Here in the Peloponnese, until comparatively recently donkeys were the principal means of transport. They are slow movers and their payload, although often unreasonably excessive for their size, is not great but they have great advantages over motor transport inasmuch as they need no road to travel along and they are powered by an infinite variety of tree and plant leaves that they browse as they work. Owing to a strike by the nation's tanker drivers this week, the advantages of donkey transport over motor transport have become very apparent; air conditioned luxury cars and trucks that allow for one man to haul forty tons of freight infinite distances are wonderful but without fuel............!
Personally I am not too concerned that the fuel stations hereabouts have dried up. In the short or even medium term it need not affect me. I have a choice three sturdy pairs of boots and health and time enough to make the beautiful five hour round trip stroll to the nearest shop. But I do have indirect concerns. On Monday week my current visitors, my daughter and her family, will be leaving to return to the U.K. They will need fuel enough to drive their hire car, presently a rather expensive garden ornament, back to Athens airport. While I may have appropriate footwear and take much pleasure from strolling the tracks hereabouts they most certainly do not! There could also be a direct problem for me if I arrive at the shop to find shelves bare for want of deliveries.

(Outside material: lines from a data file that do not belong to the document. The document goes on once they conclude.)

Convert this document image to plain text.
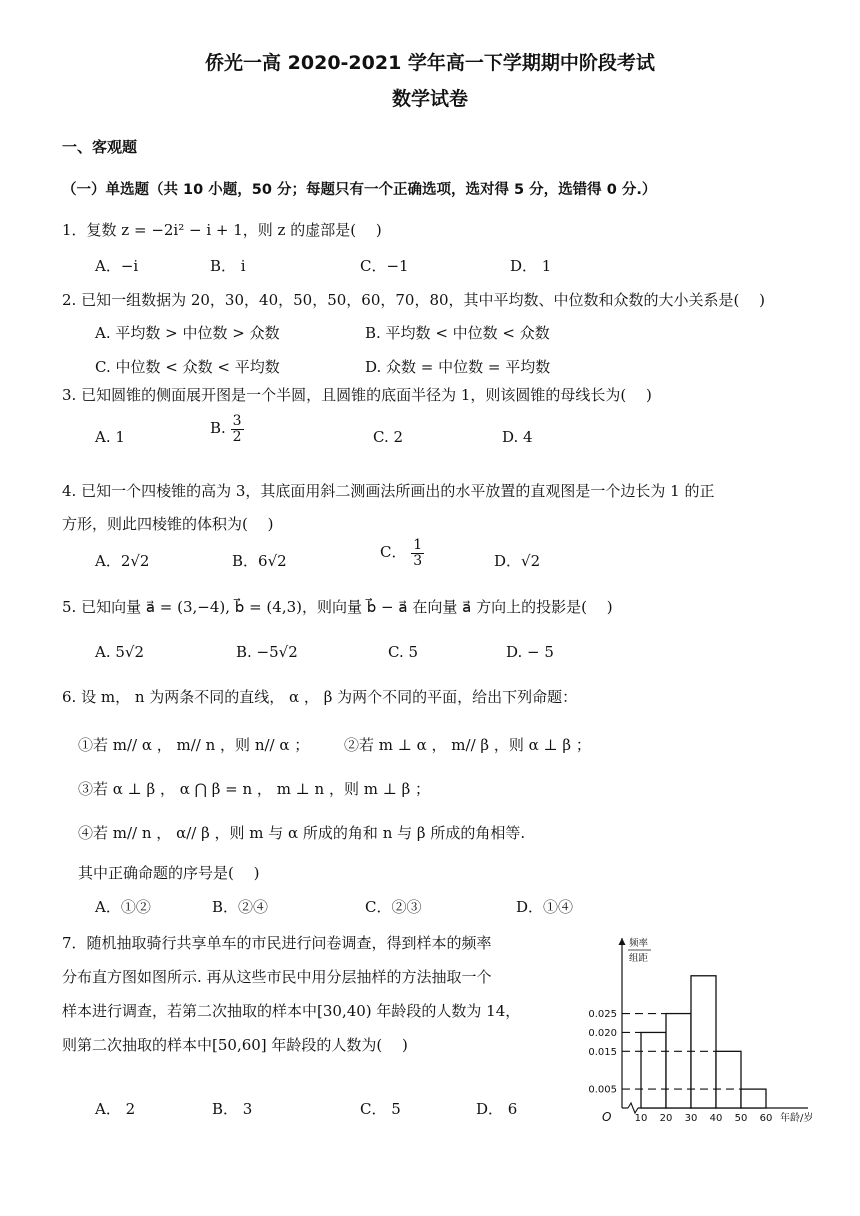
侨光一高 2020-2021 学年高一下学期期中阶段考试
数学试卷
一、客观题
（一）单选题（共 10 小题，50 分；每题只有一个正确选项，选对得 5 分，选错得 0 分.）
1．复数 z = −2i² − i + 1，则 z 的虚部是(　 )
A．−i	B． i	C．−1	D． 1
2. 已知一组数据为 20，30，40，50，50，60，70，80，其中平均数、中位数和众数的大小关系是(　 )
A. 平均数 > 中位数 > 众数	B. 平均数 < 中位数 < 众数
C. 中位数 < 众数 < 平均数	D. 众数 = 中位数 = 平均数
3. 已知圆锥的侧面展开图是一个半圆，且圆锥的底面半径为 1，则该圆锥的母线长为(　 )
A. 1	B. $\frac{3}{2}$	C. 2	D. 4
4. 已知一个四棱锥的高为 3，其底面用斜二测画法所画出的水平放置的直观图是一个边长为 1 的正
方形，则此四棱锥的体积为(　 )
A．2√2	B．6√2	C． $\frac{1}{3}$	D．√2
5. 已知向量 a⃗ = (3,−4), b⃗ = (4,3)，则向量 b⃗ − a⃗ 在向量 a⃗ 方向上的投影是(　 )
A. 5√2	B. −5√2	C. 5	D. − 5
6. 设 m， n 为两条不同的直线， α ， β 为两个不同的平面，给出下列命题：
①若 m// α ， m// n ，则 n// α ； ②若 m ⊥ α ， m// β ，则 α ⊥ β ；
③若 α ⊥ β ， α ⋂ β = n ， m ⊥ n ，则 m ⊥ β ；
④若 m// n ， α// β ，则 m 与 α 所成的角和 n 与 β 所成的角相等.
其中正确命题的序号是(　 )
A．①②	B．②④	C．②③	D．①④
7．随机抽取骑行共享单车的市民进行问卷调查，得到样本的频率
分布直方图如图所示. 再从这些市民中用分层抽样的方法抽取一个
样本进行调查，若第二次抽取的样本中[30,40) 年龄段的人数为 14，
则第二次抽取的样本中[50,60] 年龄段的人数为(　 )
A． 2	B． 3	C． 5	D． 6
0.005
0.015
0.020
0.025
10 20 30 40 50 60
O	年龄/岁
频率
组距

The tanker drivers have taken their action to try to make the government think again about introducing legislation to break the drivers union closed shop. I can find no reason in the idea of a closed shop. I believe that, in the labour market, competence should be the only criterion by which we should be judged and our value to the concern with whom we are negotiating fixed accordingly. However, I do understand that to suddenly and unilaterally impose changes on practices which have been extant for generations, a government must find either unprecedented powers of diplomacy or, God forbid for the consequences could be awful, authorise enforcement!